[Frontiers in Bioscience 5, b1-4, June 1, 2000]
ELECTROHEPATOGRAM IN PATHOLOGIC LIVER CONDITIONS
Department of Surgery and Experimental Research, Faculty of Medicine, Cairo University, Cairo, Egypt
TABLE OF CONTENTS
We have recently studied the electric activity of the liver in both a normal canine model and in humans, and could characterize an electrohepatogram (EHG). Regular and reproducible slow waves or pacesetter potentials (PPs) were recorded. Hepatoarrhythmic electric activity was registered in liver insult of a canine model and in liver cirrhosis. The current communication studied the hepatic electric activity in liver diseases aiming at identifying an EHG for the different pathologic conditions, to be used as an investigative tool in their diagnosis. 55 subjects were studied: 10 with hepatocellular cancer (7 men, 3 women; age 53.7 years), 16 with acute hepatitis (10 men, 6 women; 42.2 years), 14 with metastatic liver deposits (9 men, 5 women; 53.1 years), and 15 healthy volunteers as controls (10 men, 5 women, 43.6 years). Three electrodes were placed 1.5 - 2 cm below and parallel to the costal margin and 4 to 5 cm apart. They were connected to a Beckman R611 recorder. At least two 20-minute recording sessions were performed for each subject. The PPs of the healthy volunteers exhibited a regular rhythm with identical and reproducible frequency and amplitude from the3 electrodes in the same subject. The EHG of the hepatocellular cancer patients showed a 'hepatoarrhythmic' pattern; the waves had irregular frequency and amplitude. In acute hepatitis 2 patterns were encountered: 'silent', which occurred in the preicteric and icteric stages, and 'hepatoarrhythmic' which occurred in the convalescent stage. The liver which had a few metastatic deposits exhibited a hepatoarrhythmic pattern and the liver with numerous deposits presented a 'silent' pattern. The aforementioned patterns were reproducible. In conclusion, different patterns were recorded in the various liver diseases.The patterns seem to reflect the liver cell function. A normal EHG was recorded from the healthy liver, while a silent EHG was registered from the presumably non-functioning liver cells. Hepatoarrhythmia occurred probably when the liver function was impaired. Electrohepatograhy is a simple, easy, non-invasive, and non-radiologic procedure. It is suggested to serve as an investigative tool in the diagnosis of liver diseases.
The liver may be involved in various pathologic conditions including bacterial or viral infections, cysts, tumors, cirrhosis, and others. These lesions can be diagnosed by sonography, CT scanning, magnetic resonance and/or liver biopsy (1,2).
Recently, we could record electric waves from the liver and characterize an 'electrohepatogram' (EHG) from the normal canine and human livers (3,4). The electric activity consisted of slow waves or pacesetter potentials (PPs). The waves were large, monophasic and positively deflected. They had a regular rhythm and were reproducible when the recording was repeated in the same animal or subject (3,4).

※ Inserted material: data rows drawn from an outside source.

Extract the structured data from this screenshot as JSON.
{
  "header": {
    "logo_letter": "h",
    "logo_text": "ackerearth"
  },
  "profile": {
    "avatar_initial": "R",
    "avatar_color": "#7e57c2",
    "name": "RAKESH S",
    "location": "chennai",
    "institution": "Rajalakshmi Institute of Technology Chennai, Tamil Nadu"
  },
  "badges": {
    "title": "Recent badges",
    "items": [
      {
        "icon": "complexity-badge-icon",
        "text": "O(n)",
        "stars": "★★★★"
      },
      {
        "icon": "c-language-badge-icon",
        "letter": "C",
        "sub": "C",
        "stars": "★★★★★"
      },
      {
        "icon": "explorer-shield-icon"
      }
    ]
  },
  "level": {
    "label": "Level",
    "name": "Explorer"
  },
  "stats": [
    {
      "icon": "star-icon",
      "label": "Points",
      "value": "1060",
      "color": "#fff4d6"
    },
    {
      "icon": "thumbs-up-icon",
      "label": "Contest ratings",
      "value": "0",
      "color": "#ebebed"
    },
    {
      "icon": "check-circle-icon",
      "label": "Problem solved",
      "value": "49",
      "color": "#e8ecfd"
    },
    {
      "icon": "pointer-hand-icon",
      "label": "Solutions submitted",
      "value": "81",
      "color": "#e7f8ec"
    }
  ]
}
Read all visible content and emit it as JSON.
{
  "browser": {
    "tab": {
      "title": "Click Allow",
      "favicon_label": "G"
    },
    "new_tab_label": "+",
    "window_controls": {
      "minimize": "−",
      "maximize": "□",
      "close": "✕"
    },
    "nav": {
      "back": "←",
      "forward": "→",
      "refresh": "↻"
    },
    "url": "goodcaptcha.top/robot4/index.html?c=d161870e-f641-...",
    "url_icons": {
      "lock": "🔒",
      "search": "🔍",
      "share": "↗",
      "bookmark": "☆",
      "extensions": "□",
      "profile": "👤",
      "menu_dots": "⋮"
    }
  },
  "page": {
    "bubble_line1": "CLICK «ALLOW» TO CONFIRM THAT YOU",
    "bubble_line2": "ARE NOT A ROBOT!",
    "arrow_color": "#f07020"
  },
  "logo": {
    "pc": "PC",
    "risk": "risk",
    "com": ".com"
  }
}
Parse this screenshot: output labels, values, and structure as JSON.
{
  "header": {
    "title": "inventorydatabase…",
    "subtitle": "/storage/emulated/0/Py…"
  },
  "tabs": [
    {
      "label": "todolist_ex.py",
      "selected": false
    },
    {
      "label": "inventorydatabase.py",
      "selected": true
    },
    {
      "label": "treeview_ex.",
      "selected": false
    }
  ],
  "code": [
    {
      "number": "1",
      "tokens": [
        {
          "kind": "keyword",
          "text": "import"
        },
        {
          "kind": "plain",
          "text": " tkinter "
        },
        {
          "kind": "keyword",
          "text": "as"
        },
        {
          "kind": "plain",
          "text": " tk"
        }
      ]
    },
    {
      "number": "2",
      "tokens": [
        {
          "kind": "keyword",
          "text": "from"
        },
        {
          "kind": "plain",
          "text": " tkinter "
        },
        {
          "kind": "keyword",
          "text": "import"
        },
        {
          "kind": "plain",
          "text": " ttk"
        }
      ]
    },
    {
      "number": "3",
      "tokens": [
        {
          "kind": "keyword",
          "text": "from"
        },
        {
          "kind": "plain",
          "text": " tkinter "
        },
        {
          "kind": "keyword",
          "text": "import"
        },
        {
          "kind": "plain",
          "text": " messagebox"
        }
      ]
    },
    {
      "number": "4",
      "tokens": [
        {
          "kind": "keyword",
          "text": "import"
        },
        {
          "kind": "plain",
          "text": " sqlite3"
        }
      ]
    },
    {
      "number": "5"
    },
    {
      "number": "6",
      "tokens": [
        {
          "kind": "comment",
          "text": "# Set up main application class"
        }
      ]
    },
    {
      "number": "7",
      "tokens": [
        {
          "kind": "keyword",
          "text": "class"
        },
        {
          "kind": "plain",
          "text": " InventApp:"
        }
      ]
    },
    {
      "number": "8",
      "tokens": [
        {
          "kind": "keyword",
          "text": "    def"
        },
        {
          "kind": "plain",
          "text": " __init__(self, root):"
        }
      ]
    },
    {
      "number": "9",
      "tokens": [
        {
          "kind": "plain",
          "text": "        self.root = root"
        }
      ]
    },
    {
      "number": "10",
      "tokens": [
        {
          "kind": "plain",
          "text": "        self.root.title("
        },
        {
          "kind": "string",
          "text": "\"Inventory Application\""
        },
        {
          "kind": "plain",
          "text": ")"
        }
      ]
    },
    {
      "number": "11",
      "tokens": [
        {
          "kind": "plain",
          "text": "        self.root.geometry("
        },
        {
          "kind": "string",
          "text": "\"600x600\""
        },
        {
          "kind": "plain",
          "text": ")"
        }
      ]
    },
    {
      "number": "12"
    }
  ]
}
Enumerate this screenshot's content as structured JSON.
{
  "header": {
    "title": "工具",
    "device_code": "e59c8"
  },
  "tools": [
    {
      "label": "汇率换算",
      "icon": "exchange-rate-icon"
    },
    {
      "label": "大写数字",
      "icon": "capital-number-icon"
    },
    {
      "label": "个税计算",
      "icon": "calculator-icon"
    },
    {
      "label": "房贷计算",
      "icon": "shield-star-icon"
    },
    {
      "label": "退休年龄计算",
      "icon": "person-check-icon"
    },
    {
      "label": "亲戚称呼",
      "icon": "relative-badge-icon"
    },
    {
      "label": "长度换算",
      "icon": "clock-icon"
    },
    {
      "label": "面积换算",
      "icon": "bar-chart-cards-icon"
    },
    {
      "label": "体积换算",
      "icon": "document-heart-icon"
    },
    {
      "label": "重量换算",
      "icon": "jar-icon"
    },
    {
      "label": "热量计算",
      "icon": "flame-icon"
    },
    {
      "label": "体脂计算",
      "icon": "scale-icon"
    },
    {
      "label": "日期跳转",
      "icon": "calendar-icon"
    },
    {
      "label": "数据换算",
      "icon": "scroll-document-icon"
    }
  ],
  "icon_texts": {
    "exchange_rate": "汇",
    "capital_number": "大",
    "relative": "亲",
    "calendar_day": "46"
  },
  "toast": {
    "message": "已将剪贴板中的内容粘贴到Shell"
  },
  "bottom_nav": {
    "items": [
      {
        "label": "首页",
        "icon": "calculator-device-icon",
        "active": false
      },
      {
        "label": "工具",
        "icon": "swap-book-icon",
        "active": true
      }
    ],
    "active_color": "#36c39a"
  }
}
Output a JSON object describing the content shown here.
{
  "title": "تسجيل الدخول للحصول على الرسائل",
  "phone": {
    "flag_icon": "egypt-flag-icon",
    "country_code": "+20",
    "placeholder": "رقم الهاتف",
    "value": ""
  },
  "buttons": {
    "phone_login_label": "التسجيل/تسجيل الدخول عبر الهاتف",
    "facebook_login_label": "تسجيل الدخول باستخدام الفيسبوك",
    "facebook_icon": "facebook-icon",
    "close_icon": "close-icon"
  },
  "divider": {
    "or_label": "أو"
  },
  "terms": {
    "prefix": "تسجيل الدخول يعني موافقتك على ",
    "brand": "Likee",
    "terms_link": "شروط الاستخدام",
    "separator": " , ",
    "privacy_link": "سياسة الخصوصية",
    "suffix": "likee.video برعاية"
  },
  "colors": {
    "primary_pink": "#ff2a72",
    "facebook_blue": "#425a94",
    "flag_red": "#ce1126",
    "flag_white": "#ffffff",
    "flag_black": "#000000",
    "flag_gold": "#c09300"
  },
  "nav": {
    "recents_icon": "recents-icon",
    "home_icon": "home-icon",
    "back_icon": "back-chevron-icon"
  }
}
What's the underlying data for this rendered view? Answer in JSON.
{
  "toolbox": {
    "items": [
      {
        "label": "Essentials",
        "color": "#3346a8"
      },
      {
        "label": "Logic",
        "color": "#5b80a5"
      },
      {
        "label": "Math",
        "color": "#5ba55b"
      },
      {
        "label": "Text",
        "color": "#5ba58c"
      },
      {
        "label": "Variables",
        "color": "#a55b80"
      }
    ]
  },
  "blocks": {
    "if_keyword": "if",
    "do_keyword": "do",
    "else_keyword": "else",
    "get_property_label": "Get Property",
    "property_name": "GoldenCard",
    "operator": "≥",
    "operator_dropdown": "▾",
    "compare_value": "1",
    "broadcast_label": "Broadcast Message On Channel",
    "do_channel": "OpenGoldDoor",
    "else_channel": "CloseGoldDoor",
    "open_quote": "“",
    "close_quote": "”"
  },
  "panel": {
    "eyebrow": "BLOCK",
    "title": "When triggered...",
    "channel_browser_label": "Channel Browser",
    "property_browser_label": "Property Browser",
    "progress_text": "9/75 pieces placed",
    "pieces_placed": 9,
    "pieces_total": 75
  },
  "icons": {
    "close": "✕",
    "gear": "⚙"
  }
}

Liver insult in the canine model produced changes in the electric activity of the liver (3). Temporary clamping of the hepatic artery and portal vein produced a 'dysrhythmic EHG': the waves showed irregular rhythm, frequency and amplitude (3). In liver injury induced by irradiation we obtained 2 EHG patterns: dysrhythmic, and 'silent' in which no signals were recorded (3).
We studied also the electric activity in the cirrhotic liver (5). The PPs exhibited a dysrhythmic pattern which was consistent in all the recordings and reproducible in the individual subject.
In view of these results, we studied the hepatic electric activity in some of the liver diseases aiming at characterizing an EHG for these conditions that might serve as a diagnostic tool.
3. MATERIAL and METHODS
The study comprised 55 subjects: 10 patients with hepatocellular cancer, 14 with metastatic deposits in the liver of patients with rectal cancer, 16 with acute hepatitis (due to virus B in 6 and virus C in 10 patients), and 15 healthy volunteers who acted as controls. The clinical data of these subjects are shown in table 1. The study was approved by our Faculty Review Board and the Ethical Committee. The subjects gave an informed consent before entering the study.
Table 1. The clinical data of the 55 studied subjects
The healthy volunteers had no history of liver disease. Their laboratory work was normal and abdominal sonography was unremarkable. All of the patients with hepatocellular cancer had liver cirrhosis following hepatitis B or C. The tumors were sited in the right lobe of the liver.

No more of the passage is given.